Newman then decided to throw in a blueberry facial, which helped to clean away any of the gunk or matted fur around Lyla’s eyes and nose, and a full-body mud mask to pull out any impurities in her skin. “This will really help to alleviate all of her dandruff,” Newman said to me. “She’s going to walk out of here so fluffy and soft.”
Then, it was off to the drying station. Since Lyla had never been blow dried before, she lasted about 60 seconds before she decided she wasn’t having it and the gracious spa employees decided to again modify the treatment. After a quick towel off, Lyla was placed into what they affectionately refer to as a “doggie cabana,” a sort of glass crate that has air jets on the bottom that blows warm air onto your dog and gradually dries her off. At first, Lyla wasn’t so sure about it (“you’re a Doberman!” Newman teased while we laughed about her skepticism to enter the cabana). But after a few minutes, she settled right in. We all took a break for lunch and returned to find Lyla completely passed out on her side, on top of the warm air jet, blissfully snoring away.

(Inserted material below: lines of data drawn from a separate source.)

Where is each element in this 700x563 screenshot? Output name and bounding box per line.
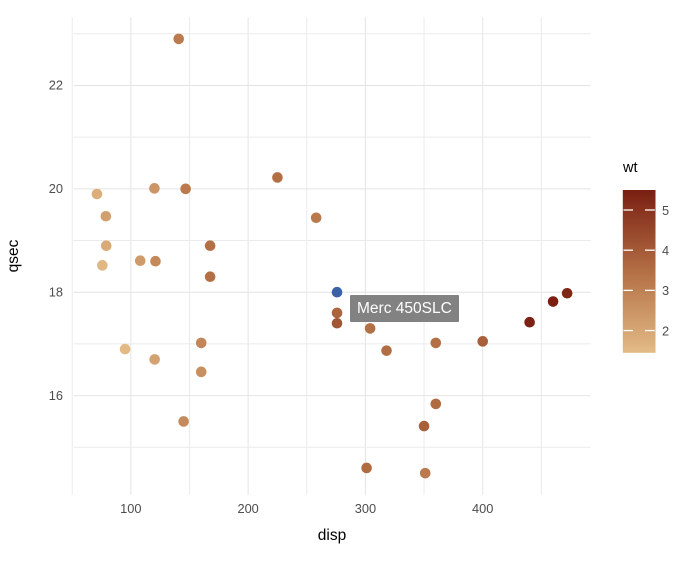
svg-text:16: 16 [49, 388, 63, 403]
svg-text:20: 20 [49, 181, 63, 196]
svg-text:3: 3 [662, 283, 669, 298]
svg-text:400: 400 [472, 501, 493, 516]
svg-text:qsec: qsec [5, 239, 22, 272]
svg-text:disp: disp [318, 527, 346, 544]
svg-text:18: 18 [49, 284, 63, 299]
svg-text:2: 2 [662, 323, 669, 338]
svg-text:300: 300 [355, 501, 376, 516]
svg-text:4: 4 [662, 243, 669, 258]
svg-text:wt: wt [622, 160, 638, 176]
svg-text:200: 200 [237, 501, 258, 516]
svg-text:5: 5 [662, 203, 669, 218]
svg-text:22: 22 [49, 78, 63, 93]
svg-text:100: 100 [120, 501, 141, 516]
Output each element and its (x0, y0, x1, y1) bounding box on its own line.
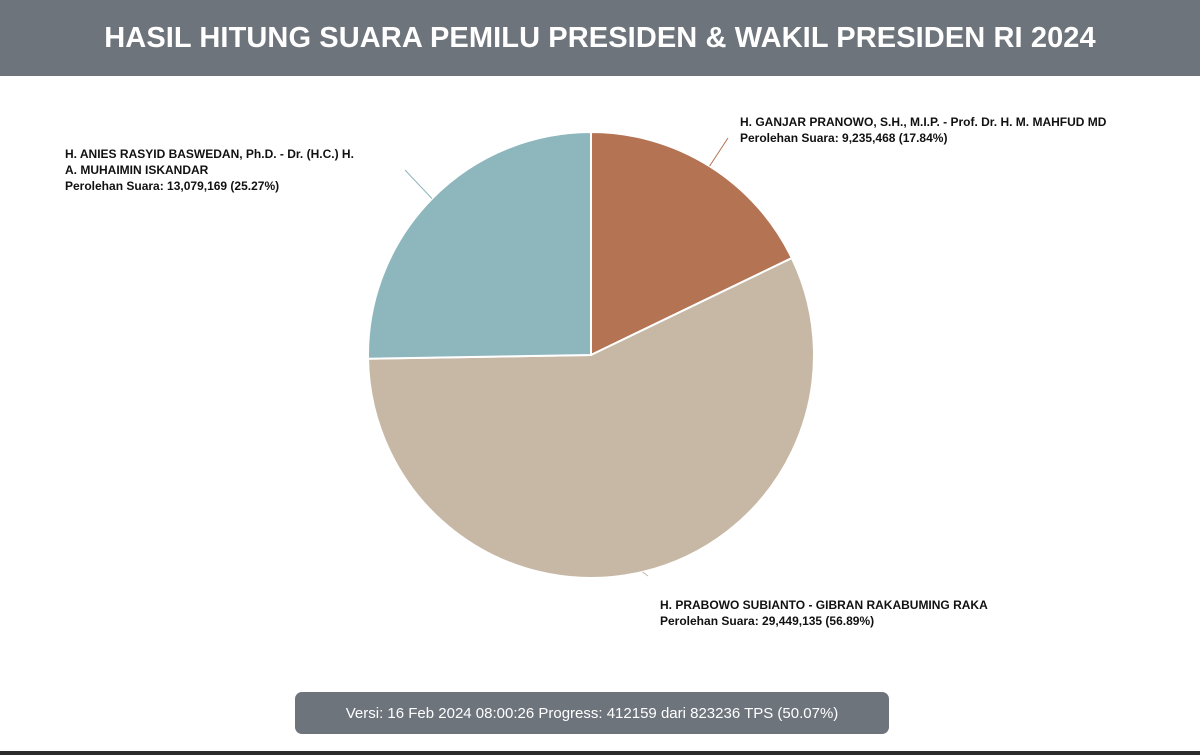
slice-label-votes-prabowo: Perolehan Suara: 29,449,135 (56.89%) (660, 614, 874, 628)
version-progress-badge: Versi: 16 Feb 2024 08:00:26 Progress: 41… (295, 692, 889, 734)
pie-slice-prabowo[interactable] (367, 256, 815, 579)
leader-line-prabowo (642, 571, 649, 577)
pie-slice-ganjar[interactable] (590, 130, 794, 357)
slice-label-votes-ganjar: Perolehan Suara: 9,235,468 (17.84%) (740, 131, 947, 145)
version-progress-text: Versi: 16 Feb 2024 08:00:26 Progress: 41… (345, 704, 839, 722)
slice-label-name-anies: A. MUHAIMIN ISKANDAR (65, 163, 209, 177)
slice-label-name-prabowo: H. PRABOWO SUBIANTO - GIBRAN RAKABUMING … (660, 598, 988, 612)
pie-slice-anies[interactable] (367, 130, 592, 360)
leader-line-anies (404, 169, 433, 199)
slice-label-name-ganjar: H. GANJAR PRANOWO, S.H., M.I.P. - Prof. … (740, 115, 1107, 129)
bottom-edge (0, 751, 1200, 755)
leader-line-ganjar (709, 137, 729, 167)
slice-label-name-anies: H. ANIES RASYID BASWEDAN, Ph.D. - Dr. (H… (65, 147, 354, 161)
header-bar: HASIL HITUNG SUARA PEMILU PRESIDEN & WAK… (0, 0, 1200, 76)
slice-label-votes-anies: Perolehan Suara: 13,079,169 (25.27%) (65, 179, 279, 193)
page-title: HASIL HITUNG SUARA PEMILU PRESIDEN & WAK… (104, 21, 1096, 54)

After she was dry (and fluffier than I’ve ever seen her), Newman took Lyla over to the grooming station where she combed her fur with a special brush to get rid of excess fur and to prevent an excess of seasonal shedding. The rubber brush felt like a second massage, and after coming out of her sauna experience, Lyla looked more relaxed than ever. Newman also cleaned out her ears and spritzed her with a tropical passion spray. A scent worthy of a Hawaiian beach getaway deliciously engulfed her.

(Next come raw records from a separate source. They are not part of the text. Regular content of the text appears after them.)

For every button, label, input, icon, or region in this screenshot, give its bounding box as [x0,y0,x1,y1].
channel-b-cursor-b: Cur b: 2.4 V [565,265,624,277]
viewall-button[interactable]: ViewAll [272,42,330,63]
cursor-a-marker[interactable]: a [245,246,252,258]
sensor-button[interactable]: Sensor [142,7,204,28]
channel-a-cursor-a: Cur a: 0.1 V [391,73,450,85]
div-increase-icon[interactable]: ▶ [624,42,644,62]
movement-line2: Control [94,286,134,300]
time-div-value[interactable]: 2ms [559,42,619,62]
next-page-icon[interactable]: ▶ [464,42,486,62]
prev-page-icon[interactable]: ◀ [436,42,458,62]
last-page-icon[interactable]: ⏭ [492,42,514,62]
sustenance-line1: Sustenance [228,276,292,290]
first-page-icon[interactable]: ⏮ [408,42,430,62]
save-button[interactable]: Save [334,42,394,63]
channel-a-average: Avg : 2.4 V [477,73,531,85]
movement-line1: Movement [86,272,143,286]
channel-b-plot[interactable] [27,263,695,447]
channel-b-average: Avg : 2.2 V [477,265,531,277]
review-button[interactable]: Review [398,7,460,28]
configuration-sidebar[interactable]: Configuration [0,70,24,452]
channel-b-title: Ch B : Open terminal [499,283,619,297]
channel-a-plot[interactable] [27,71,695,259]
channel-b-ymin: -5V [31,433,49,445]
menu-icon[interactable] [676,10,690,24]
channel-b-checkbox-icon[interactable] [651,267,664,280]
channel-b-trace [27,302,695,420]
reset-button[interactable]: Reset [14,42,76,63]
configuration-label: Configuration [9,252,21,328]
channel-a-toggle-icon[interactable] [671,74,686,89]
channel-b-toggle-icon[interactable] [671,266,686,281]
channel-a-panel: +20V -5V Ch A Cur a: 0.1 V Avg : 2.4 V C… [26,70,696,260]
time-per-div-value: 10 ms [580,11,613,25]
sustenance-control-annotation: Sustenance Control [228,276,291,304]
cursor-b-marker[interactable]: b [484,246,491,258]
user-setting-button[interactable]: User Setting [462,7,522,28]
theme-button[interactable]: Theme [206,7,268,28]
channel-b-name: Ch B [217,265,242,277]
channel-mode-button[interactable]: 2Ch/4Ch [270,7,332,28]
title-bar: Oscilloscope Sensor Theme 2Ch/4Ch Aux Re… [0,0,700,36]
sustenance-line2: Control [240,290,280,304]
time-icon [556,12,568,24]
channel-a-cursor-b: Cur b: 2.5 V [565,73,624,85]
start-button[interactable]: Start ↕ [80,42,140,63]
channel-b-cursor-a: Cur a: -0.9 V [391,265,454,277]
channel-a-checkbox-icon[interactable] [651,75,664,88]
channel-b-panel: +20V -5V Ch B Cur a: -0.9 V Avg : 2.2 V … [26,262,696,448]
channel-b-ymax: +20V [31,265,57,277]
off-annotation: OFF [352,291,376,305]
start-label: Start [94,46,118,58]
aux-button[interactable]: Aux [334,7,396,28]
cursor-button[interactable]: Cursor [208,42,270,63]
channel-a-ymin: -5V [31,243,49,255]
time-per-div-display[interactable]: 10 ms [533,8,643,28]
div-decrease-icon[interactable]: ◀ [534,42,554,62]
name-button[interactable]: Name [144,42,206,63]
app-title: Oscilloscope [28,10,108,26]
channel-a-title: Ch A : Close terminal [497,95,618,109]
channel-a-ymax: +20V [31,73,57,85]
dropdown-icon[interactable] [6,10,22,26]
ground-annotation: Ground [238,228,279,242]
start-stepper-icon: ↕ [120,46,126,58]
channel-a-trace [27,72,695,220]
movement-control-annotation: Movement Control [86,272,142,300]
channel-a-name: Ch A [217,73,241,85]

While Lyla was in grooming, I had the gals dremel her nails down a bit. And when they suggested that we finish them off with some polish, I couldn’t refuse. Since Lyla’s nails are black, we opted for a shimmery gold color. My pup is very used to having her nails done, so she happily obliged. Finally, the pièce de résistance was a tropical bandana and flower that Newman artfully placed around Lyla’s neck. It really topped off the whole experience.
Lyla strutted out of that salon like she owned the world. She smelled like a delightful sea breeze and everyone in the lobby wanted to pet her and tell her how pretty she looked. The ladies at the front desk gave her treats, then she ran up to a guy who was checking out and stuck her nose in his crotch, proving that, although she just spent the afternoon enjoying a posh pampering session, she was still very much a dog.

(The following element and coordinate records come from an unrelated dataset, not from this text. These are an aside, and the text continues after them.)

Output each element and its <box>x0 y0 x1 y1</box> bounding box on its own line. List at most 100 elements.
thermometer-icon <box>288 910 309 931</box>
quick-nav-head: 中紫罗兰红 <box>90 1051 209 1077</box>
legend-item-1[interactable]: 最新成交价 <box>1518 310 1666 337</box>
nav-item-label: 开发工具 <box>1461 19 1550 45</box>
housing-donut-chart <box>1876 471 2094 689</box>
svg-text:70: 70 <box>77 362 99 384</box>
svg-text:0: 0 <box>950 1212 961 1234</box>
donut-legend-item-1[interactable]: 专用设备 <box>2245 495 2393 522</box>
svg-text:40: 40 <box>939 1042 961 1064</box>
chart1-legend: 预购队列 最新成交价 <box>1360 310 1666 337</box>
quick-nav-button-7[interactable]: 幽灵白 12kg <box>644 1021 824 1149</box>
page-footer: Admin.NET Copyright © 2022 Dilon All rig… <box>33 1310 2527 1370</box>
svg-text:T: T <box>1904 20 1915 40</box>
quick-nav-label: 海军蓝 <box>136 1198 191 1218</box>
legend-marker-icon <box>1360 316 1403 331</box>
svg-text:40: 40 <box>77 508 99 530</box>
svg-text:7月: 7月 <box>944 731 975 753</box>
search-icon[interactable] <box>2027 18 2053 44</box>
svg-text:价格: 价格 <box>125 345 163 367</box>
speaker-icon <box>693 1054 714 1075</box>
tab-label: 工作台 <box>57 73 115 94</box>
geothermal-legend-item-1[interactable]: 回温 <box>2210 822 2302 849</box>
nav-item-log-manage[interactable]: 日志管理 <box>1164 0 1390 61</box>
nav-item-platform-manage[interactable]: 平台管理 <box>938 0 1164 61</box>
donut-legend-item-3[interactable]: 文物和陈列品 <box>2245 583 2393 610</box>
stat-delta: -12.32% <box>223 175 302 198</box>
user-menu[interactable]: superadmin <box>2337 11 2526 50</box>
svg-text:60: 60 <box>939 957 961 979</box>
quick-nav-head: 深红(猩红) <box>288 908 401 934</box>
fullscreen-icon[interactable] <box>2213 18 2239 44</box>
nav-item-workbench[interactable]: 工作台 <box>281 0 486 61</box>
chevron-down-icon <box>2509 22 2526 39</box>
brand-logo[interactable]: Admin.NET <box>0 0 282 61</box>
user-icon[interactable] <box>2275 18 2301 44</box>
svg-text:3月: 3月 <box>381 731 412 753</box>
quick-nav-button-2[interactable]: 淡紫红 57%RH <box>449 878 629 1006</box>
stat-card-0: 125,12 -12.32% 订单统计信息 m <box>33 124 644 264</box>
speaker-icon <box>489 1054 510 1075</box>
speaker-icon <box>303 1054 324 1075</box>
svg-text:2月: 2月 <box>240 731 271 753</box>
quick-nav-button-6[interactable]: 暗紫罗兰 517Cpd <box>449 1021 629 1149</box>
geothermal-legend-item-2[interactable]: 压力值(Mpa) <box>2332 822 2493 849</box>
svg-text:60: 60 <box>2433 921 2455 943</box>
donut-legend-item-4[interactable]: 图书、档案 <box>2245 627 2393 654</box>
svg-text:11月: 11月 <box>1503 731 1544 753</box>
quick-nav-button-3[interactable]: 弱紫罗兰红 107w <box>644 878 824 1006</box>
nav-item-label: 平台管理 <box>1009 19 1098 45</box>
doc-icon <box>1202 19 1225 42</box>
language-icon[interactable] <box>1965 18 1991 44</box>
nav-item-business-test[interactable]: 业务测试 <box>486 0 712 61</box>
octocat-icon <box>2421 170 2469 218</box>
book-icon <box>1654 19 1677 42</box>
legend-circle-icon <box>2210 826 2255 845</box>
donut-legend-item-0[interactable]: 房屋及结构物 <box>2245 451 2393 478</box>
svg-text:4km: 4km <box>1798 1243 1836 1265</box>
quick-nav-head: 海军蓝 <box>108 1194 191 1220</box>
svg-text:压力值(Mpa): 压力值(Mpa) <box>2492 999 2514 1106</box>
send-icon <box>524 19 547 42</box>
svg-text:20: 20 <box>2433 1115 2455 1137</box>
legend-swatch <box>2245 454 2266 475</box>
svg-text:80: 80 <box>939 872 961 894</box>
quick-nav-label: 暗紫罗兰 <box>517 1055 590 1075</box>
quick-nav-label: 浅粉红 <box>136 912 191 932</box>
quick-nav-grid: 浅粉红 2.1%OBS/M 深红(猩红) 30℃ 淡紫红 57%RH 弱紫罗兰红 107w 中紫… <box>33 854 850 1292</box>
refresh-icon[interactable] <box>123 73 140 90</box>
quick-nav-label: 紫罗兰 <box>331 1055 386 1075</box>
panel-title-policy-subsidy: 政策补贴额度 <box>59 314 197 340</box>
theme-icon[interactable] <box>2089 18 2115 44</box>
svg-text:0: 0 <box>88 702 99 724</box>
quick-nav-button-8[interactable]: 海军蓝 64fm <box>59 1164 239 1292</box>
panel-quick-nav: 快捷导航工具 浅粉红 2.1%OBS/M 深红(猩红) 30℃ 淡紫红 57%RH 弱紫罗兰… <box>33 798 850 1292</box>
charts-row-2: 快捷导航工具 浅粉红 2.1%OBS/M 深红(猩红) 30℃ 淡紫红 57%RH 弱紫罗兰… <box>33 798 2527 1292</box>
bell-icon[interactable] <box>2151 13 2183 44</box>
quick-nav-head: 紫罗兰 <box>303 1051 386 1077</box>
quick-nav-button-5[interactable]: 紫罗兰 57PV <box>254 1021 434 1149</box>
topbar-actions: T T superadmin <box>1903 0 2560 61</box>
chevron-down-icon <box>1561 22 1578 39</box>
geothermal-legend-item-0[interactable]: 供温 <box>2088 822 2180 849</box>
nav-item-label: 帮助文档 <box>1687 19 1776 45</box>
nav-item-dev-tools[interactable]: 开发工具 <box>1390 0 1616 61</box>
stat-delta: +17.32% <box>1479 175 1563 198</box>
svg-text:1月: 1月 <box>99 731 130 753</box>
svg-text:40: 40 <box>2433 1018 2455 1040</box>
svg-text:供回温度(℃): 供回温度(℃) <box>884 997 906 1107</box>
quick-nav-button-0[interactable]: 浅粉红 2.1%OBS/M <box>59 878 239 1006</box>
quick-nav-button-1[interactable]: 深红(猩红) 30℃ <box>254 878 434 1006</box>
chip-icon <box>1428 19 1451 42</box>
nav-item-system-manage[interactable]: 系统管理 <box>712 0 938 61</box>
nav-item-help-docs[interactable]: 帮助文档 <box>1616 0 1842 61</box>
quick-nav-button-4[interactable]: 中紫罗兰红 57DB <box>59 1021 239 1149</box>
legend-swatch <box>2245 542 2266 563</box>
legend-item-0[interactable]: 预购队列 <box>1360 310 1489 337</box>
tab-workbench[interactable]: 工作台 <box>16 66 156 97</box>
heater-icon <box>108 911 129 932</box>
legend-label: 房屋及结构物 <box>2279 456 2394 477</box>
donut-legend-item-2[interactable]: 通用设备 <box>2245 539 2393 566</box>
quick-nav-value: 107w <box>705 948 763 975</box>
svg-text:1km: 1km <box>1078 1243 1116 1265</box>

When we got home, Lyla modeled her new look for my husband. My rat terrier, Rocky, ran over to her and began to sniff her up and down, taking in her new floral aroma. Then they curled up on their bed together and fell asleep. The spa was a very stimulating experience for Lyla and it wiped her right out.
Two days later, she went over to my neighbor’s house to show her gold nails off to her Bullmastiff buddy, McCovey. His owners must have recently run their sprinklers because she returned home that afternoon extra muddy. We toweled her off with puppy wipes and her coat still retained its shine. A week and a half after her spa day, Lyla still smelled like the beach—and continued to proudly rock her Hawaiian-print bandana.